After the fad for heavy European accents faded in Hollywood during the 1932-33 box-office year, Garbo and Dietrich's popularity dipped markedly in America though remaining the premier attractions in most of the rest of the moviegoing world for the rest of the thirties.
Unlike the other Sternberg films of exquisite style, which treated Dietrich as a clothes horse of unassailable mystique, Shanghai Express had a strong plot which appealed to the mass US audience. This difference apparently explained why it was Dietrich's biggest hit ever in America, and a studio record for Paramount in the still-young talkie era, making a clear profit of $3 million -- more than most blockbusters took in gross through the Depression era.
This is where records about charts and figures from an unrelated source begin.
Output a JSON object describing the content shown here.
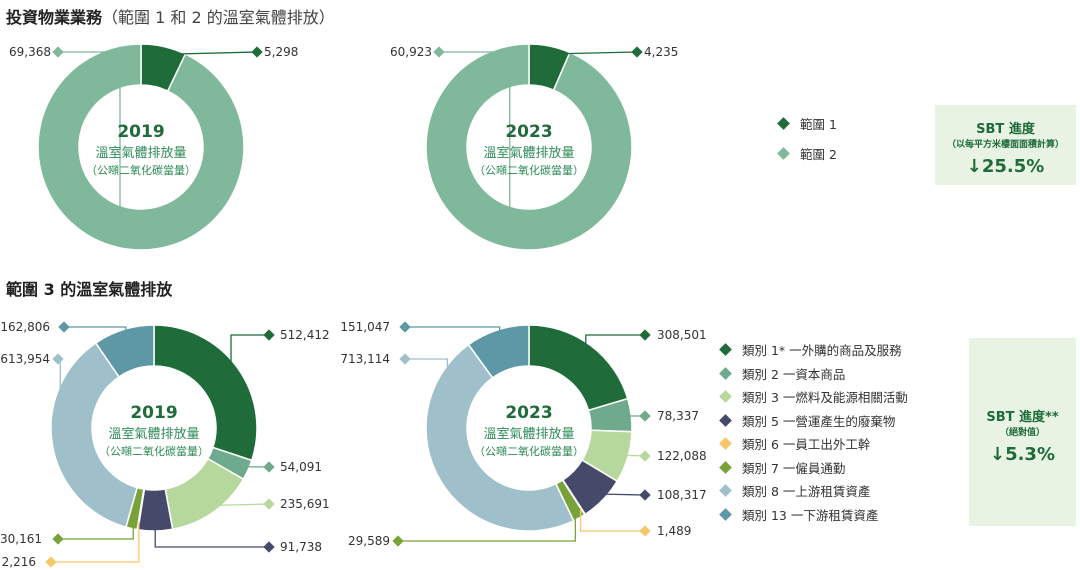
{
  "titles": {
    "scope12_main": "投資物業業務",
    "scope12_sub": "（範圍 1 和 2 的溫室氣體排放）",
    "scope3": "範圍 3 的溫室氣體排放"
  },
  "center_text": {
    "line1": "溫室氣體排放量",
    "line2": "（公噸二氧化碳當量）"
  },
  "legend_scope12": [
    {
      "label": "範圍 1",
      "color": "#1f6b3a"
    },
    {
      "label": "範圍 2",
      "color": "#7fb89a"
    }
  ],
  "legend_scope3": [
    {
      "label": "類別 1* 一外購的商品及服務",
      "color": "#1f6b3a"
    },
    {
      "label": "類別 2 一資本商品",
      "color": "#6faa8c"
    },
    {
      "label": "類別 3 一燃料及能源相關活動",
      "color": "#b6d89c"
    },
    {
      "label": "類別 5 一營運產生的廢棄物",
      "color": "#454a6b"
    },
    {
      "label": "類別 6 一員工出外工幹",
      "color": "#f7c86b"
    },
    {
      "label": "類別 7 一僱員通勤",
      "color": "#79a33a"
    },
    {
      "label": "類別 8 一上游租賃資產",
      "color": "#9fc0cb"
    },
    {
      "label": "類別 13 一下游租賃資產",
      "color": "#5e97a5"
    }
  ],
  "sbt_scope12": {
    "title": "SBT 進度",
    "subtitle": "（以每平方米樓面面積計算）",
    "value": "↓25.5%"
  },
  "sbt_scope3": {
    "title": "SBT 進度**",
    "subtitle": "（絕對值）",
    "value": "↓5.3%"
  },
  "chart_data": [
    {
      "type": "pie",
      "subtype": "donut",
      "title": "2019",
      "categories": [
        "範圍 1",
        "範圍 2"
      ],
      "values": [
        5298,
        69368
      ],
      "labels": [
        "5,298",
        "69,368"
      ]
    },
    {
      "type": "pie",
      "subtype": "donut",
      "title": "2023",
      "categories": [
        "範圍 1",
        "範圍 2"
      ],
      "values": [
        4235,
        60923
      ],
      "labels": [
        "4,235",
        "60,923"
      ]
    },
    {
      "type": "pie",
      "subtype": "donut",
      "title": "2019",
      "categories": [
        "類別 1*",
        "類別 2",
        "類別 3",
        "類別 5",
        "類別 6",
        "類別 7",
        "類別 8",
        "類別 13"
      ],
      "values": [
        512412,
        54091,
        235691,
        91738,
        2216,
        30161,
        613954,
        162806
      ],
      "labels": [
        "512,412",
        "54,091",
        "235,691",
        "91,738",
        "2,216",
        "30,161",
        "613,954",
        "162,806"
      ]
    },
    {
      "type": "pie",
      "subtype": "donut",
      "title": "2023",
      "categories": [
        "類別 1*",
        "類別 2",
        "類別 3",
        "類別 5",
        "類別 6",
        "類別 7",
        "類別 8",
        "類別 13"
      ],
      "values": [
        308501,
        78337,
        122088,
        108317,
        1489,
        29589,
        713114,
        151047
      ],
      "labels": [
        "308,501",
        "78,337",
        "122,088",
        "108,317",
        "1,489",
        "29,589",
        "713,114",
        "151,047"
      ]
    }
  ]
}
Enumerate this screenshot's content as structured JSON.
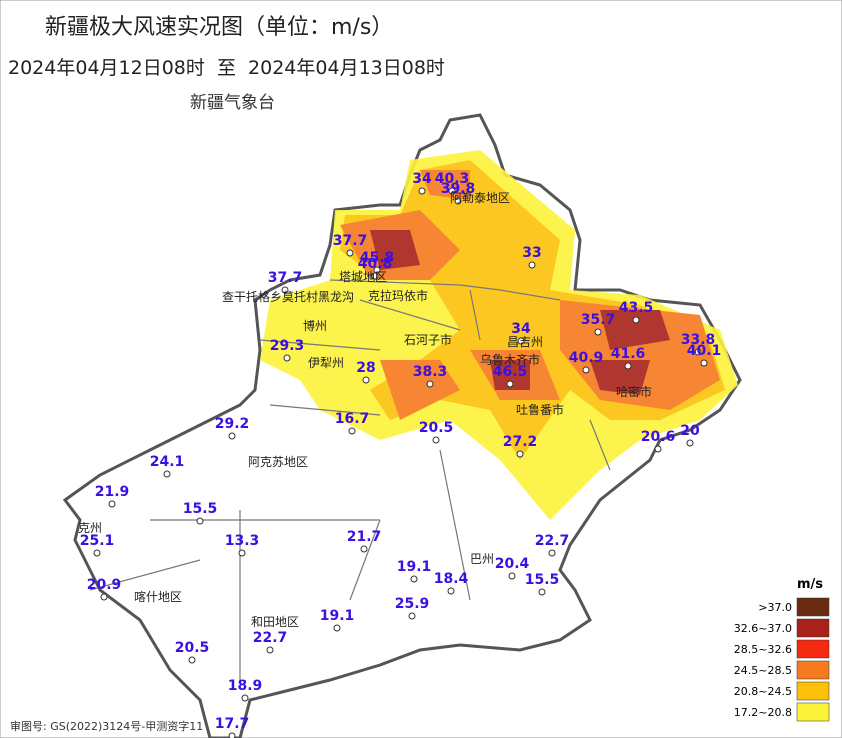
{
  "header": {
    "title": "新疆极大风速实况图（单位：m/s）",
    "period": "2024年04月12日08时  至  2024年04月13日08时",
    "issuer": "新疆气象台"
  },
  "stations": [
    40.3,
    34,
    39.8,
    37.7,
    45.8,
    40.8,
    33,
    37.7,
    29.3,
    28,
    16.7,
    38.3,
    46.5,
    34,
    35.7,
    43.5,
    33.8,
    40.1,
    40.9,
    41.6,
    20.6,
    20,
    27.2,
    20.5,
    29.2,
    24.1,
    21.9,
    15.5,
    25.1,
    13.3,
    21.7,
    20.9,
    19.1,
    18.4,
    20.4,
    22.7,
    15.5,
    25.9,
    19.1,
    22.7,
    20.5,
    18.9,
    17.7
  ],
  "regions": [
    "阿勒泰地区",
    "塔城地区",
    "克拉玛依市",
    "查干托格乡莫托村黑龙沟",
    "博州",
    "伊犁州",
    "石河子市",
    "昌吉州",
    "乌鲁木齐市",
    "吐鲁番市",
    "哈密市",
    "阿克苏地区",
    "克州",
    "喀什地区",
    "和田地区",
    "巴州"
  ],
  "legend": {
    "title": "m/s",
    "items": [
      {
        "label": ">37.0",
        "color": "#6b2a12"
      },
      {
        "label": "32.6~37.0",
        "color": "#a8221a"
      },
      {
        "label": "28.5~32.6",
        "color": "#f62a10"
      },
      {
        "label": "24.5~28.5",
        "color": "#f67a1e"
      },
      {
        "label": "20.8~24.5",
        "color": "#fcc20a"
      },
      {
        "label": "17.2~20.8",
        "color": "#fdf23a"
      }
    ]
  },
  "footer": "审图号: GS(2022)3124号-甲测资字11"
}
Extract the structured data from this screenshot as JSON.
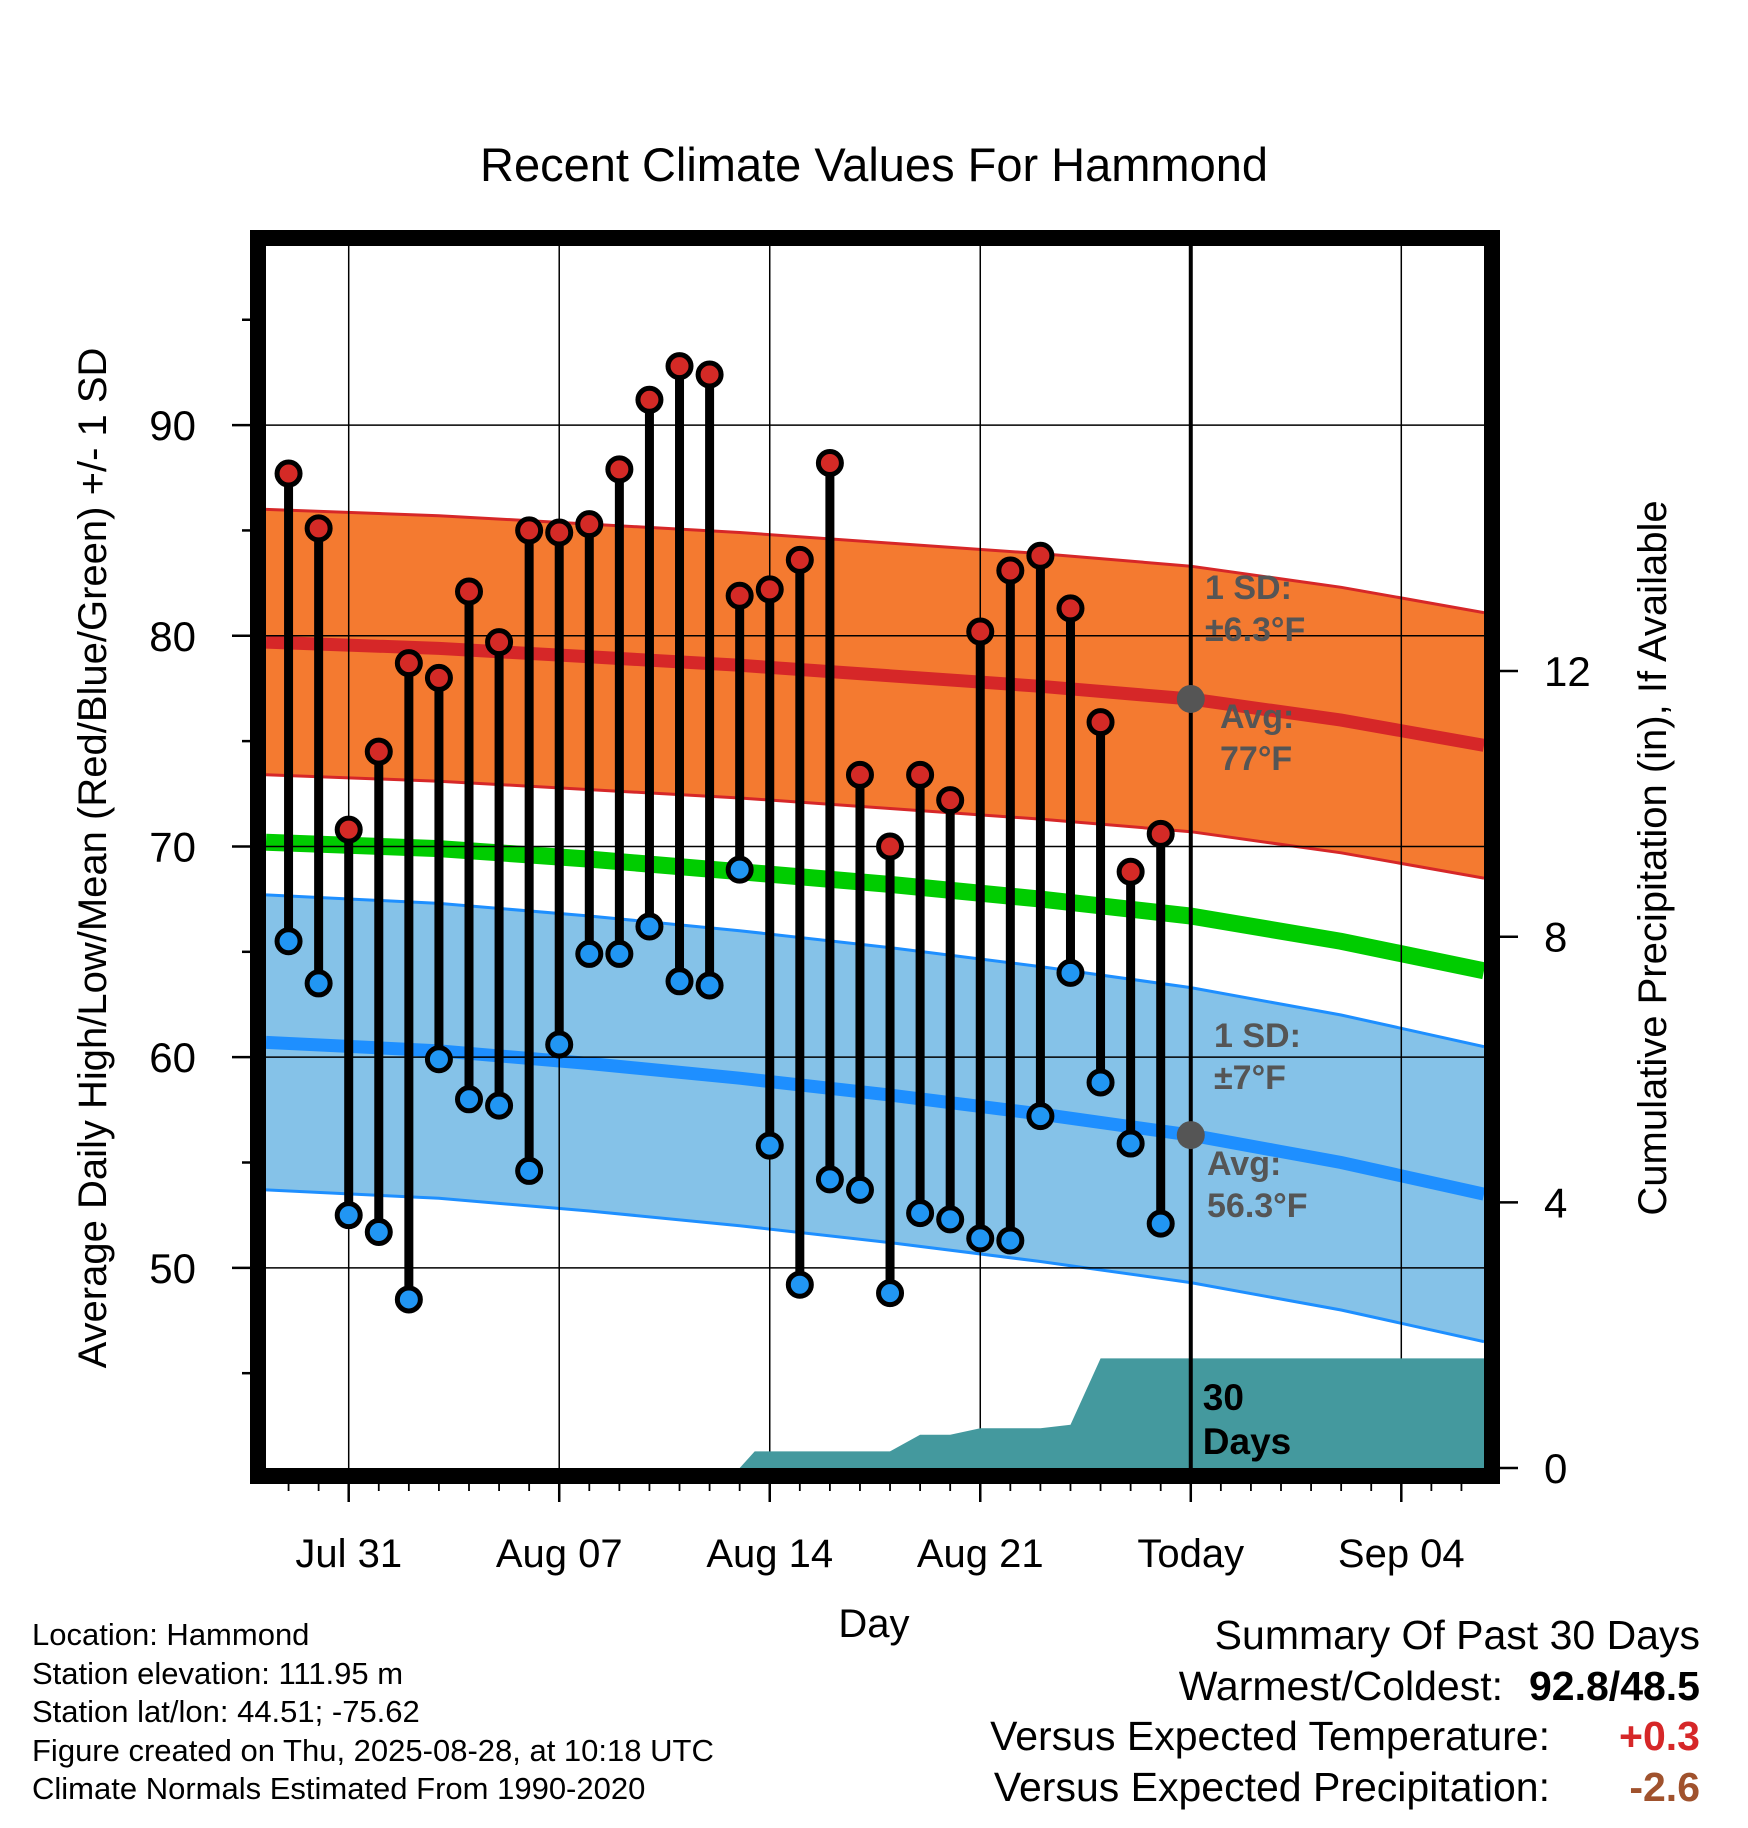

The film is memorable for it's stylistic black and white chiaroscuro cinematography, especially the exquisite north light to profile Dietrch. Even though Lee Garmes is credited with the cinematography, according to Dietrich, it was Sternberg who directed most of the cinematography.
[edit] Awards
The movie was nominated for the Academy Award for Best Picture and won for Best Cinematography (Lee Garmes).
[edit] Plot
The story concerns the many travelers on a train through China as the country undergoes a civil war. The express train to Shanghai travelling cross country is raided by Warlord Henry Chang (Warner Oland). Henry quickly comes to claim notorious prostitute Shanghai Lily (Dietrich) as his booty from the raid. A British officer, also her former lover, played by English actor Clive Brook, best known as Sherlock Holmes and now coming towards the end of his starring career, tries to save her. Anna May Wong's intense performance as a prostitute who murders her rapist was believed by many critics to have eclipsed Dietrich's, and the two leading ladies never worked together again.
Shanghai Express was remade in 1942 as Night Plane from Chungking, and in 1951 as Peking Express.